Only or mainly crosswind maneuvers?
Page 2:
As AWE systems operate at higher altitudes and their operations are not stationary,
the interaction with the aviation system is potentially stronger. For these reasons, AWE
systems introduce risks to third parties in the air and objects on the ground. Thus, besides addressing the safety issues for wind turbines, such as the risk of lightning or fire within the equipment, additional considerations are required for managing aviation related risks.
There are stationary (“static”) AWES, for example rotary devices by torque transfer (SuperTurbine ™, Windswept & Interesting), or by rope drive transmission (Kiwee One).
Other stationary (“static”) AWES are also mentioned in the thesis itself, at least page 68:
6.6.3. REGULATIONS FOR TETHERED GAS BALLOONS CATEGORY
For static AWE systems that resemble the system developed by Altaeros Energies [118]

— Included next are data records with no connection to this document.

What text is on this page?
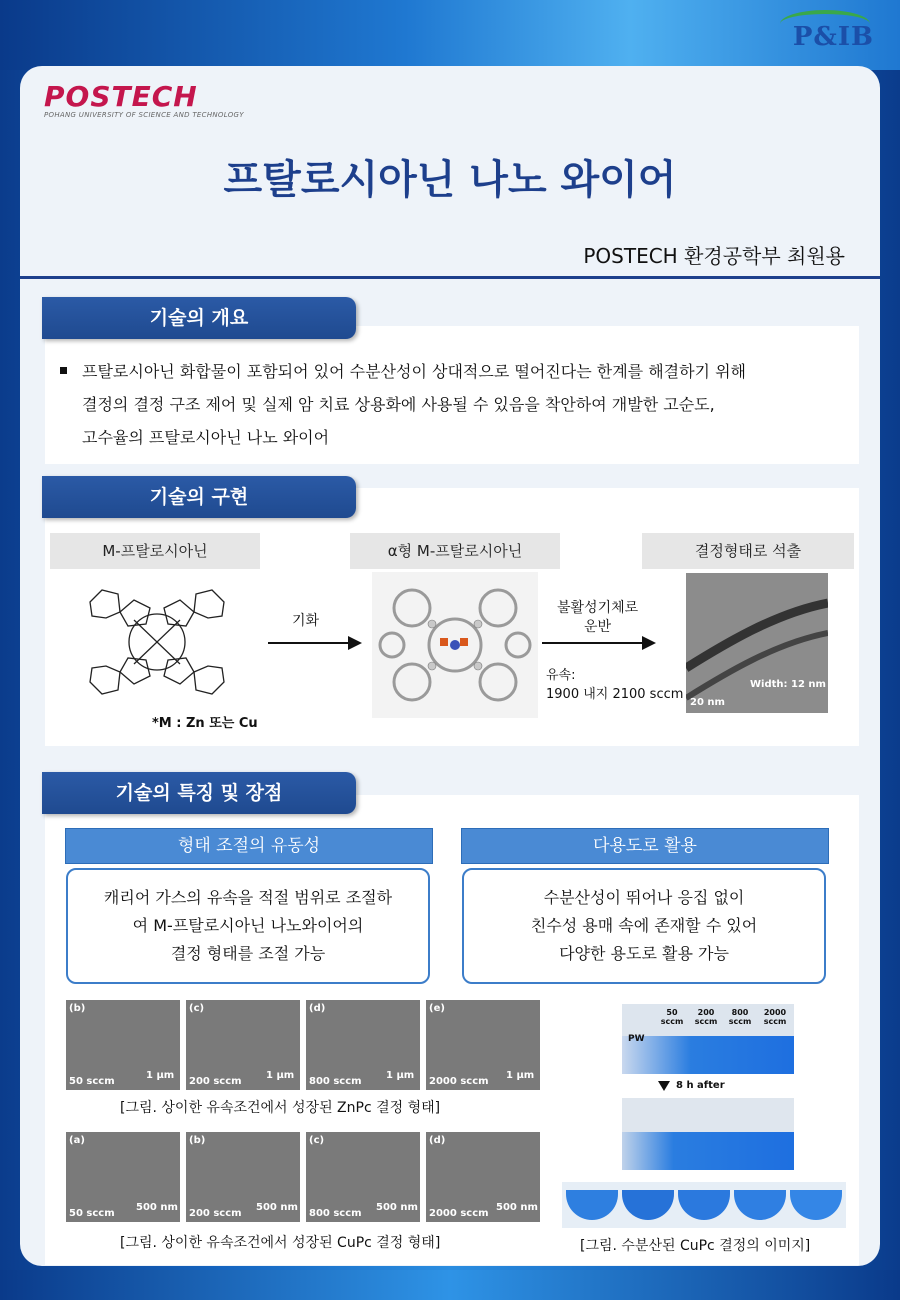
P&IB
POSTECH
POHANG UNIVERSITY OF SCIENCE AND TECHNOLOGY
프탈로시아닌 나노 와이어
POSTECH 환경공학부 최원용
기술의 개요
프탈로시아닌 화합물이 포함되어 있어 수분산성이 상대적으로 떨어진다는 한계를 해결하기 위해
결정의 결정 구조 제어 및 실제 암 치료 상용화에 사용될 수 있음을 착안하여 개발한 고순도,
고수율의 프탈로시아닌 나노 와이어
기술의 구현
M-프탈로시아닌
*M : Zn 또는 Cu
기화
α형 M-프탈로시아닌
불활성기체로
운반
유속:
1900 내지 2100 sccm
결정형태로 석출
Width: 12 nm
20 nm
기술의 특징 및 장점
형태 조절의 유동성
캐리어 가스의 유속을 적절 범위로 조절하
여 M-프탈로시아닌 나노와이어의
결정 형태를 조절 가능
다용도로 활용
수분산성이 뛰어나 응집 없이
친수성 용매 속에 존재할 수 있어
다양한 용도로 활용 가능
(b)
50 sccm
1 μm
(c)
200 sccm
1 μm
(d)
800 sccm
1 μm
(e)
2000 sccm
1 μm
[그림. 상이한 유속조건에서 성장된 ZnPc 결정 형태]
(a)
50 sccm
500 nm
(b)
200 sccm
500 nm
(c)
800 sccm
500 nm
(d)
2000 sccm
500 nm
[그림. 상이한 유속조건에서 성장된 CuPc 결정 형태]
PW
50 sccm
200 sccm
800 sccm
2000 sccm
8 h after
[그림. 수분산된 CuPc 결정의 이미지]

a more applicable basis is the EASA certification specification for tethered gas balloons,
CS-31TGB [119]. The lack of a complex control system which is required for the crosswind AWE systems, in conjunction with the self-stabilizing nature of a tethered lighterthan-air gas balloon will probably be sufficient to make CS-31TGB applicable.
Page 3:
However, it led to relatively slow development overall due to the following:
• lack of a holistic view of the systems to be developed [12];
• lack of a comprehensive systems engineering approach [13];
• lack of effective knowledge sharing and access to results (both successes and failed
attempts) [13]
Relevant observation.
Page 125:
B.1.1. FAILURES CAUSED BY TETHER FAULTS
In my opinion, other problems than faults could be blamed on tethers. Firstly their length linked to rapid movement in crosswind mode, leading to difficult secondary uses in regard to the reliability issues, and in large ground and space areas.
This publication could show that reliability problems would not be limited to the statement of faults, but could go as far as the choice of architectures retained.